Pluses and Minuses: Terriers down Merrimack 6-2, take game one of Hockey East quarterfinals

In its first game in two weeks and its first of the Hockey East Tournament, the No. 3 Boston University men’s hockey team beat Merrimack College soundly on Friday night, pushing the Warriors aside to the tune of a 6-2 score at Agganis Arena.

Evan Rodrigues. PHOTO BY JUSTIN HAWK/DAILY FREE PRESS FILE PHOTO
Evan Rodrigues. PHOTO BY JUSTIN HAWK/DAILY FREE PRESS FILE PHOTO

With the win, the Terriers put themselves in a position to advance to the conference semifinals if they can grab another victory on Saturday afternoon. And if BU pieces together another performance like the one in the opening game, it’s not unreasonable to think that’s a likely possibility.

Here’s a look into what went right and wrong tonight in this edition of Pluses and Minuses:

Pluses

Larrys and Joes

When a team has the most prolific top line in the country, you can expect a lot of highlight reel goals. And while that was the case for at least one of BU’s tallies on the evening, three of its markers came off second chances near the netmouth.

About 14 minutes into the second period, senior assistant captain Evan Rodrigues let a shot fly on goalie Rasmus Tirronen. The netminder made the initial stop, but the puck slid behind him in the crease and sat stationary before freshman center Jack Eichel knocked it in for his first of two goals.

Three-and-a-half minutes later, Rodrigues picked up a puck near on the doorstep as well that had come off a rebound and roofed it from in close under the bar. Junior forward Matt Lane gave the Terriers even more insurance as he batted in a second-chance shot as well to extend the lead to 5-1.

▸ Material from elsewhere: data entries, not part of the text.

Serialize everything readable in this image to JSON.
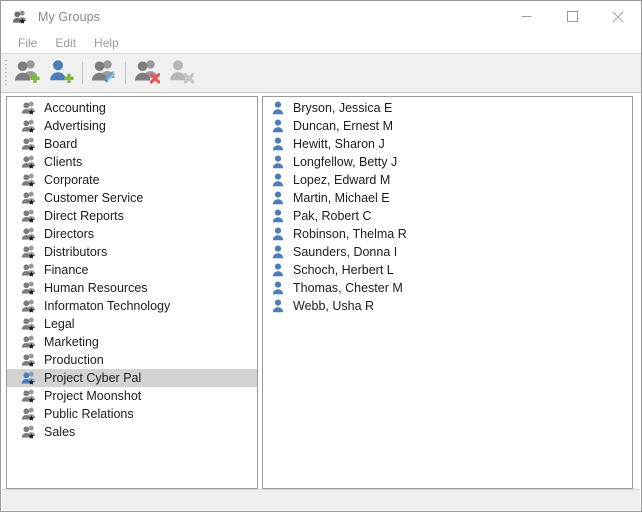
{
  "window": {
    "title": "My Groups",
    "title_icon": "group-star-icon",
    "controls": [
      {
        "name": "minimize-button",
        "glyph": "minimize-icon"
      },
      {
        "name": "maximize-button",
        "glyph": "maximize-icon"
      },
      {
        "name": "close-button",
        "glyph": "close-icon"
      }
    ]
  },
  "menubar": {
    "items": [
      {
        "label": "File"
      },
      {
        "label": "Edit"
      },
      {
        "label": "Help"
      }
    ]
  },
  "toolbar": {
    "buttons": [
      {
        "label": "Add Group",
        "icon": "add-group-icon",
        "enabled": true
      },
      {
        "label": "Add Member",
        "icon": "add-member-icon",
        "enabled": true
      },
      {
        "label": "Edit Group",
        "icon": "edit-group-icon",
        "enabled": true
      },
      {
        "label": "Delete Group",
        "icon": "delete-group-icon",
        "enabled": true
      },
      {
        "label": "Remove Member",
        "icon": "remove-member-icon",
        "enabled": false
      }
    ]
  },
  "groups_panel": {
    "name": "groups-list",
    "selected_index": 15,
    "items": [
      {
        "label": "Accounting"
      },
      {
        "label": "Advertising"
      },
      {
        "label": "Board"
      },
      {
        "label": "Clients"
      },
      {
        "label": "Corporate"
      },
      {
        "label": "Customer Service"
      },
      {
        "label": "Direct Reports"
      },
      {
        "label": "Directors"
      },
      {
        "label": "Distributors"
      },
      {
        "label": "Finance"
      },
      {
        "label": "Human Resources"
      },
      {
        "label": "Informaton Technology"
      },
      {
        "label": "Legal"
      },
      {
        "label": "Marketing"
      },
      {
        "label": "Production"
      },
      {
        "label": "Project Cyber Pal"
      },
      {
        "label": "Project Moonshot"
      },
      {
        "label": "Public Relations"
      },
      {
        "label": "Sales"
      }
    ]
  },
  "members_panel": {
    "name": "members-list",
    "items": [
      {
        "label": "Bryson, Jessica E"
      },
      {
        "label": "Duncan, Ernest M"
      },
      {
        "label": "Hewitt, Sharon J"
      },
      {
        "label": "Longfellow, Betty J"
      },
      {
        "label": "Lopez, Edward M"
      },
      {
        "label": "Martin, Michael E"
      },
      {
        "label": "Pak, Robert C"
      },
      {
        "label": "Robinson, Thelma R"
      },
      {
        "label": "Saunders, Donna I"
      },
      {
        "label": "Schoch, Herbert L"
      },
      {
        "label": "Thomas, Chester M"
      },
      {
        "label": "Webb, Usha R"
      }
    ]
  },
  "colors": {
    "window_border": "#9a9a9a",
    "title_text": "#8a8a8a",
    "menu_text": "#9a9a9a",
    "toolbar_bg": "#f0f0f0",
    "list_text": "#1d1d1d",
    "selection_bg": "#d3d3d3",
    "person_blue": "#4a7ebb",
    "person_gray": "#8c8c8c",
    "plus_green": "#7fba3c",
    "delete_red": "#e05a5a",
    "statusbar_bg": "#efefef"
  }
}
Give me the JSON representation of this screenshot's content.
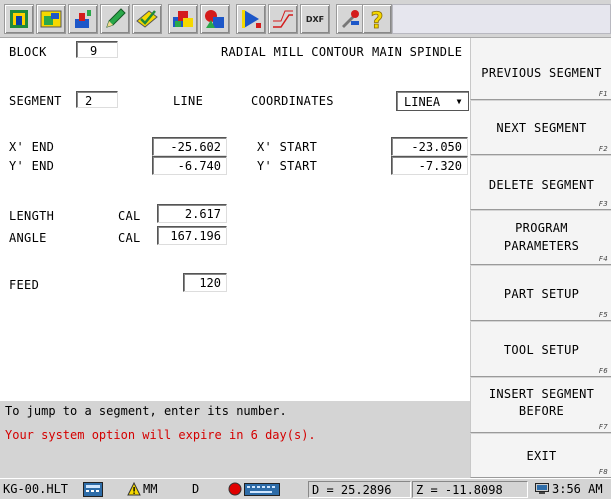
{
  "toolbar": {
    "icons": [
      "home-icon",
      "load-icon",
      "insert-part-icon",
      "pencil-icon",
      "edit-check-icon",
      "solids-icon",
      "shapes-icon",
      "run-icon",
      "path-icon",
      "dxf-icon",
      "tools-icon",
      "help-icon"
    ],
    "dxf_label": "DXF"
  },
  "form": {
    "block_label": "BLOCK",
    "block_value": "9",
    "operation": "RADIAL MILL CONTOUR",
    "spindle": "MAIN SPINDLE",
    "segment_label": "SEGMENT",
    "segment_value": "2",
    "segment_type": "LINE",
    "coordinates_label": "COORDINATES",
    "coordinates_value": "LINEA",
    "x_end_label": "X' END",
    "x_end_value": "-25.602",
    "y_end_label": "Y' END",
    "y_end_value": "-6.740",
    "x_start_label": "X' START",
    "x_start_value": "-23.050",
    "y_start_label": "Y' START",
    "y_start_value": "-7.320",
    "length_label": "LENGTH",
    "length_cal": "CAL",
    "length_value": "2.617",
    "angle_label": "ANGLE",
    "angle_cal": "CAL",
    "angle_value": "167.196",
    "feed_label": "FEED",
    "feed_value": "120"
  },
  "messages": {
    "hint": "To jump to a segment, enter its number.",
    "warning": "Your system option will expire in 6 day(s)."
  },
  "softkeys": [
    {
      "label": "PREVIOUS SEGMENT",
      "key": "F1"
    },
    {
      "label": "NEXT SEGMENT",
      "key": "F2"
    },
    {
      "label": "DELETE SEGMENT",
      "key": "F3"
    },
    {
      "label1": "PROGRAM",
      "label2": "PARAMETERS",
      "key": "F4"
    },
    {
      "label": "PART SETUP",
      "key": "F5"
    },
    {
      "label": "TOOL SETUP",
      "key": "F6"
    },
    {
      "label1": "INSERT SEGMENT",
      "label2": "BEFORE",
      "key": "F7"
    },
    {
      "label": "EXIT",
      "key": "F8"
    }
  ],
  "statusbar": {
    "filename": "KG-00.HLT",
    "units": "MM",
    "mode": "D",
    "diameter": "D = 25.2896",
    "z": "Z = -11.8098",
    "time": "3:56 AM",
    "warning_color": "#d40000",
    "status_on_color": "#e00000"
  }
}
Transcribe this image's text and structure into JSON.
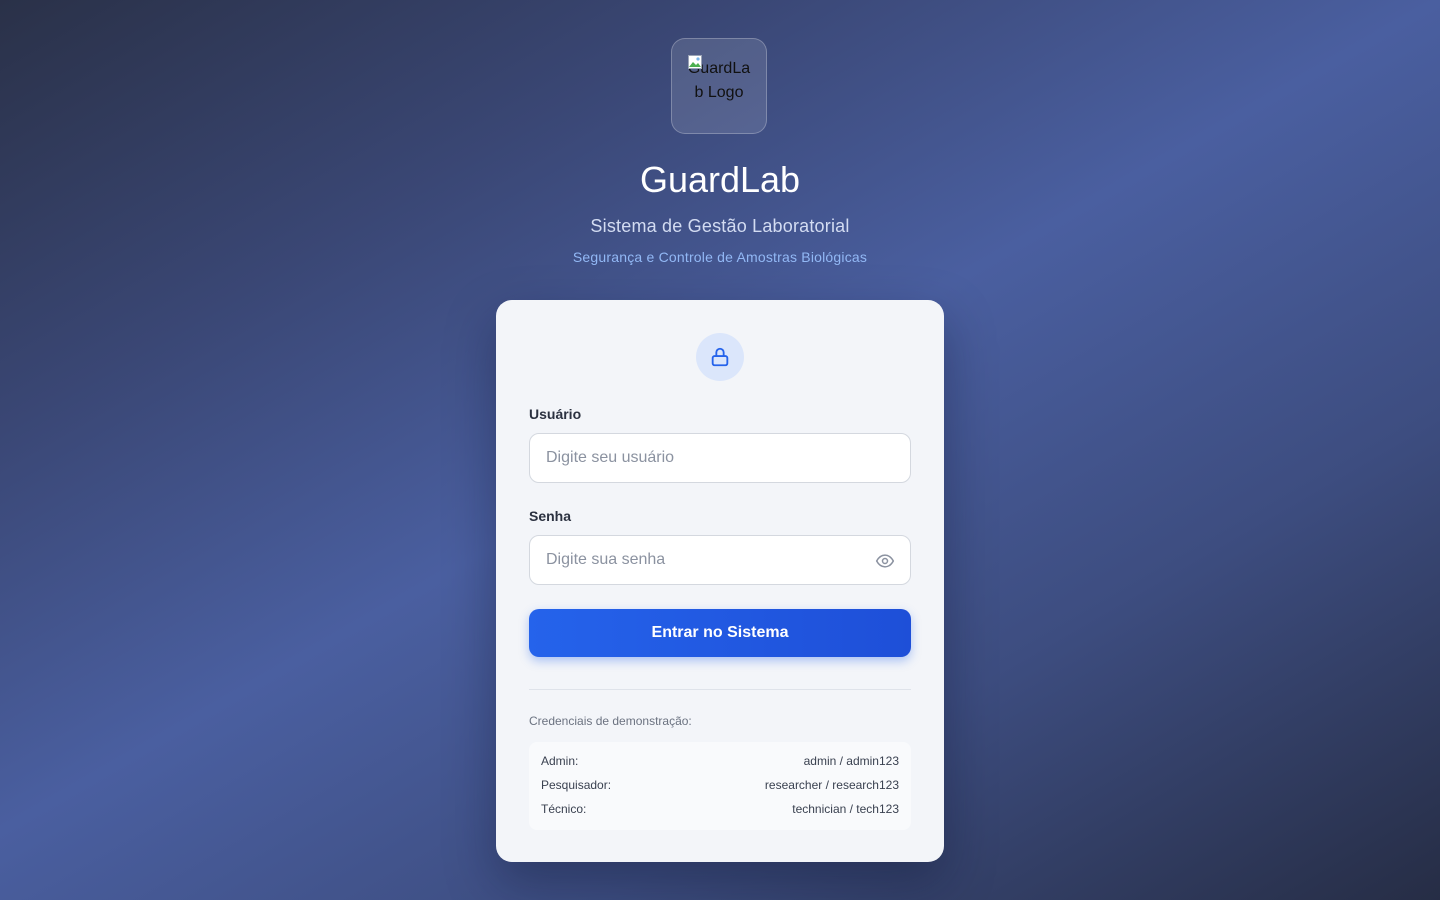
{
  "branding": {
    "logo_alt": "GuardLab Logo",
    "title": "GuardLab",
    "subtitle": "Sistema de Gestão Laboratorial",
    "tagline": "Segurança e Controle de Amostras Biológicas"
  },
  "login_form": {
    "header_icon": "lock-icon",
    "username": {
      "label": "Usuário",
      "placeholder": "Digite seu usuário",
      "value": ""
    },
    "password": {
      "label": "Senha",
      "placeholder": "Digite sua senha",
      "value": "",
      "toggle_icon": "eye-icon"
    },
    "submit_label": "Entrar no Sistema"
  },
  "demo_credentials": {
    "title": "Credenciais de demonstração:",
    "rows": [
      {
        "role": "Admin:",
        "credentials": "admin / admin123"
      },
      {
        "role": "Pesquisador:",
        "credentials": "researcher / research123"
      },
      {
        "role": "Técnico:",
        "credentials": "technician / tech123"
      }
    ]
  },
  "colors": {
    "accent": "#2563eb",
    "card_background": "#f3f5f9",
    "tagline": "#92b8f5"
  }
}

“For the most part, it was just roll your sleeves up and win a battle along the wall and stay with rebounds at the net front and don’t be denied,” said BU head coach David Quinn.

Quinn also noted that he felt his team displayed the grit and toughness required to beat a defensively strong Merrimack team.

“At the end of the day, it comes to, when you throw a puck into the corner, who’s willing to win the battle and the grit and determination,” he said. “I know as coaches, we get caught up in the video and the X’s and the O’s, but it’s more about the Larrys and the Joes and not the X’s and the O’s.”

Offense from defense

For much of the year, the Terrier defense’s proclivity for generating shots and making plays has helped power the second-best team offense in the country. Friday night was no different, as four of the five defensemen dressed for BU tallied at least a point. For more on this, read Sarah’s sider.

Offense against good defense

The Terriers looked locked in from the drop of the puck, outshooting Merrimack 18-4 in the first period and out-attempting the Warriors 29-8. By night’s end, BU would post a 46-shot performance and held Merrimack to just 19.

The victory also marked the Terriers’ third straight game with at least five goals and second consecutive with six. The half dozen pucks that BU put past Tirronen is even more impressive when you take his .928 save percentage into account. And when Merrimack was outshot in both games it played against Northeastern University last weekend, Tirronen stopped 99 of 102 shots faced, good for a .971 sv%.

Before Friday’s game, the Warriors allowed 2.28 goals per game on average, a total that placed them at 13th in the nation.

“Six goals is a lot, especially against that team and that goalie,” Quinn said. “They do a great job defending, and you got to have a physical aspect to your game offensively if you’re going to create chances for yourself and I thought we did that.”

Eichel also pointed out that, with a goalie and defense as stalwart as Merrimack’s, every shot is a good one.

Netting six goals isn’t too shabby, either.

 

Minuses:

The power play (sort of)

Although it’s tough to really harp on this considering the Terriers converted on two of their eight chances with the man advantage,  Quinn said there was still room for improvement, despite firing 20 shots on Tirronen on the power play.

“I didn’t love our power play tonight,” he said. “I know I sound like the grumpy coach, but I thought we kind of slowed it up a little bit. I thought we allowed them to get in shooting lanes, and I was surprised we had 20 shots on the power play, but I think we need to be better. I thought we got a little bit away from doing the things we’ve been doing for the most part all year, thought our pace kind of slowed down a little bit.

“But I’ll take 2-for-8 all day long.”